Des initiatives privées se multiplient. Face à la souffrance liée aux usages numériques, Doctolib affirme avoir formé ses équipes, en contact quotidien avec un millier de soignants en France, afin de « repérer les signaux faibles et orienter les professionnels en difficulté administrative », avance Jean-Urbain Hubau, DG France de la plateforme. Un autre axe d’action est de soutenir les praticiens dans l’organisation de leur activité. « L’objectif est d’accompagner nos utilisateurs lors de moments sensibles comme un changement de cabinet ou un congé maternité », poursuit-il. La licorne prévoit de lancer « dans les prochains mois » des campagnes de sensibilisation à destination des patients pour encourager des comportements plus respectueux.

L’amélioration de l’environnement de travail constitue un autre levier. Sodexo Santé a lancé « Docteur House », plateforme qui accompagne les professionnels de santé dans leur installation, la gestion du cabinet ainsi que dans les tâches administratives et organisationnelles.

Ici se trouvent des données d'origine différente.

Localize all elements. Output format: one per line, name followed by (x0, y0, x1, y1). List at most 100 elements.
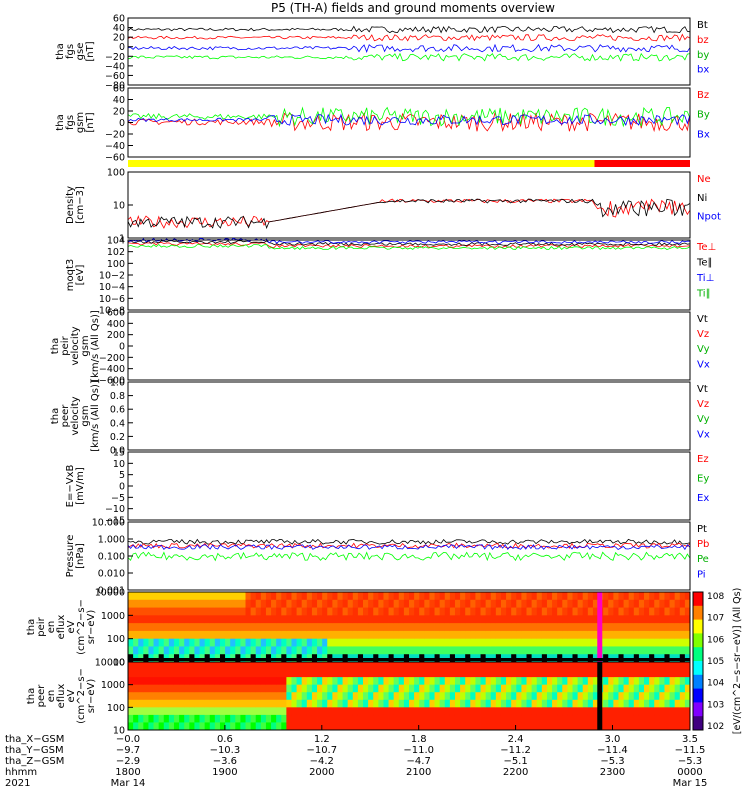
spectrogram-cell (245, 692, 252, 701)
spectrogram-cell (332, 615, 338, 624)
spectrogram-cell (444, 646, 451, 655)
spectrogram-cell (322, 692, 328, 701)
spectrogram-cell (235, 707, 241, 716)
spectrogram-cell (368, 707, 374, 716)
spectrogram-cell (128, 714, 134, 723)
panel-peir_spec: 10000100010010thapeirenefluxeV(cm^2−s−sr… (26, 588, 691, 669)
spectrogram-cell (260, 669, 267, 678)
spectrogram-cell (219, 592, 226, 601)
spectrogram-cell (383, 592, 389, 601)
series-line-Ni (127, 198, 691, 230)
spectrogram-cell (388, 707, 395, 716)
spectrogram-cell (194, 714, 200, 723)
spectrogram-cell (618, 615, 624, 624)
spectrogram-cell (173, 684, 180, 693)
spectrogram-cell (184, 599, 190, 608)
colorbar-cell (693, 615, 703, 618)
spectrogram-cell (470, 599, 476, 608)
colorbar-label: [eV/(cm^2−s−sr−eV)] (All Qs) (732, 588, 743, 735)
spectrogram-cell (567, 592, 573, 601)
spectrogram-cell (250, 669, 257, 678)
panel-pressure: PtPbPePi10.0001.0000.1000.0100.001Pressu… (65, 518, 709, 597)
spectrogram-cell (465, 646, 471, 655)
spectrogram-cell (511, 669, 517, 678)
spectrogram-cell (674, 638, 681, 647)
spectrogram-cell (352, 662, 359, 670)
spectrogram-cell (618, 684, 624, 693)
spectrogram-cell (659, 699, 665, 708)
spectrogram-cell (301, 662, 308, 670)
spectrogram-cell (516, 669, 522, 678)
spectrogram-cell (526, 677, 533, 686)
spectrogram-cell (603, 714, 609, 723)
spectrogram-cell (286, 607, 292, 616)
spectrogram-cell (281, 707, 287, 716)
spectrogram-cell (230, 592, 236, 601)
spectrogram-cell (219, 722, 226, 731)
spectrogram-cell (179, 714, 185, 723)
spectrogram-cell (659, 669, 665, 678)
spectrogram-cell (255, 607, 262, 616)
spectrogram-cell (225, 623, 231, 632)
spectrogram-cell (536, 684, 543, 693)
spectrogram-cell (557, 607, 563, 616)
spectrogram-cell (317, 662, 323, 670)
spectrogram-cell (138, 707, 144, 716)
spectrogram-cell (546, 599, 553, 608)
spectrogram-cell (429, 646, 435, 655)
y-tick-label: 102 (107, 247, 125, 258)
y-axis-label-line: velocity (70, 326, 81, 365)
spectrogram-cell (378, 623, 384, 632)
spectrogram-cell (511, 615, 517, 624)
spectrogram-cell (490, 707, 497, 716)
spectrogram-cell (521, 646, 527, 655)
spectrogram-cell (674, 699, 681, 708)
spectrogram-cell (536, 662, 543, 670)
spectrogram-cell (465, 669, 471, 678)
spectrogram-cell (168, 677, 175, 686)
y-axis-label-line: sr−eV) (86, 679, 97, 714)
spectrogram-cell (664, 607, 670, 616)
spectrogram-cell (460, 599, 466, 608)
spectrogram-cell (209, 592, 216, 601)
spectrogram-cell (654, 638, 660, 647)
spectrogram-cell (327, 599, 333, 608)
spectrogram-cell (679, 623, 686, 632)
spectrogram-cell (388, 714, 395, 723)
spectrogram-cell (296, 646, 303, 655)
spectrogram-cell (347, 638, 354, 647)
spectrogram-cell (383, 646, 389, 655)
spectrogram-cell (286, 592, 292, 601)
spectrogram-cell (562, 669, 568, 678)
spectrogram-cell (480, 592, 487, 601)
spectrogram-cell (138, 714, 144, 723)
spectrogram-cell (623, 599, 630, 608)
spectrogram-cell (378, 684, 384, 693)
spectrogram-cell (306, 722, 313, 731)
spectrogram-cell (281, 592, 287, 601)
spectrogram-cell (342, 692, 349, 701)
spectrogram-cell (500, 599, 507, 608)
spectrogram-cell (409, 630, 415, 640)
spectrogram-cell (541, 714, 548, 723)
spectrogram-cell (495, 699, 502, 708)
x-tick-label: −10.3 (210, 745, 241, 756)
spectrogram-cell (480, 615, 487, 624)
spectrogram-cell (577, 662, 584, 670)
spectrogram-cell (240, 707, 246, 716)
spectrogram-cell (173, 615, 180, 624)
spectrogram-cell (271, 684, 277, 693)
spectrogram-cell (536, 607, 543, 616)
spectrogram-cell (623, 692, 630, 701)
spectrogram-cell (306, 714, 313, 723)
spectrogram-cell (255, 669, 262, 678)
spectrogram-cell (184, 714, 190, 723)
spectrogram-cell (204, 699, 211, 708)
spectrogram-cell (189, 692, 195, 701)
spectrogram-cell (368, 722, 374, 731)
spectrogram-cell (633, 599, 640, 608)
spectrogram-cell (557, 646, 563, 655)
y-axis-label-line: velocity (70, 396, 81, 435)
spectrogram-cell (628, 707, 635, 716)
spectrogram-cell (490, 630, 497, 640)
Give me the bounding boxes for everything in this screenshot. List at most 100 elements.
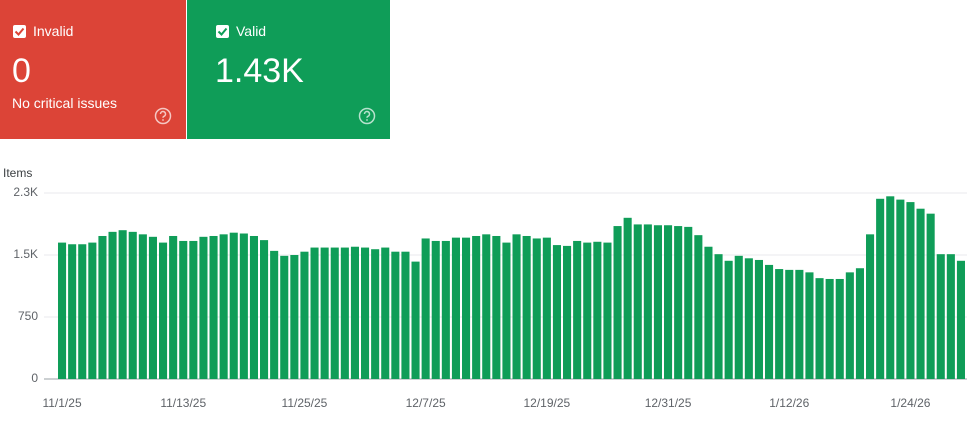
bar — [946, 254, 955, 379]
bar — [552, 245, 561, 379]
bar — [179, 240, 188, 379]
bar — [542, 237, 551, 379]
bar — [361, 247, 370, 379]
bar — [118, 230, 127, 379]
bar — [229, 232, 238, 379]
bar — [189, 240, 198, 379]
bar — [381, 247, 390, 379]
chart: Items 0 750 1.5K 2.3K 11/1/25 11/13/25 11/25/2… — [3, 166, 967, 410]
bar — [694, 235, 703, 379]
bar — [421, 238, 430, 379]
x-tick-label: 1/12/26 — [769, 396, 809, 410]
bar — [492, 235, 501, 379]
y-tick-label: 1.5K — [13, 247, 38, 261]
bar — [411, 261, 420, 379]
bar — [785, 269, 794, 379]
bar — [603, 242, 612, 379]
bar — [249, 235, 258, 379]
bar — [169, 235, 178, 379]
card-label: Valid — [236, 23, 267, 39]
bar — [78, 244, 87, 379]
checkbox — [216, 25, 229, 38]
bar — [583, 242, 592, 379]
bar — [451, 237, 460, 379]
bar — [623, 217, 632, 379]
bar — [431, 240, 440, 379]
y-tick-label: 0 — [31, 371, 38, 385]
card-value: 0 — [12, 52, 31, 90]
checkbox — [13, 25, 26, 38]
bar — [916, 208, 925, 379]
bar — [391, 251, 400, 379]
valid-card[interactable]: Valid 1.43K — [187, 0, 390, 139]
bar — [340, 247, 349, 379]
bar — [674, 226, 683, 379]
bar — [270, 250, 279, 379]
bar — [159, 242, 168, 379]
bar — [704, 246, 713, 379]
bar — [896, 199, 905, 379]
bar — [350, 246, 359, 379]
x-tick-label: 11/13/25 — [160, 396, 206, 410]
y-tick-label: 2.3K — [13, 185, 38, 199]
bar — [876, 198, 885, 379]
bar — [68, 244, 77, 379]
bar — [108, 231, 117, 379]
bar — [815, 278, 824, 379]
bar — [664, 225, 673, 379]
bar — [795, 269, 804, 379]
bar — [280, 255, 289, 379]
bar — [855, 268, 864, 379]
y-axis-label: Items — [3, 166, 32, 180]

L’entreprise propose également de former les médecins managers aux bases de la gestion et de l’organisation.

Cinq groupes de travail planchent

Deux ans après le rapport ministériel sur la santé des soignants, un comité chargé d’une feuille de route a été installé en juin dernier à trois niveaux : comité stratégique (administration centrale de la santé, agences et opérateurs), comité plénier (Ordres, fédérations employeurs, syndicats, associations étudiantes et acteurs de terrain) et cinq groupes de travail thématiques : formation/recherche/numérique ; santé mentale/bien être ; publics prioritaires dont les étudiants ; souffrance au travail/prévention ; nutrition/sommeil/activité physique. Un suivi est programmé de septembre à novembre. Le séminaire national dévoilant les recommandations du comité est prévu d'ici à la fin de l'année.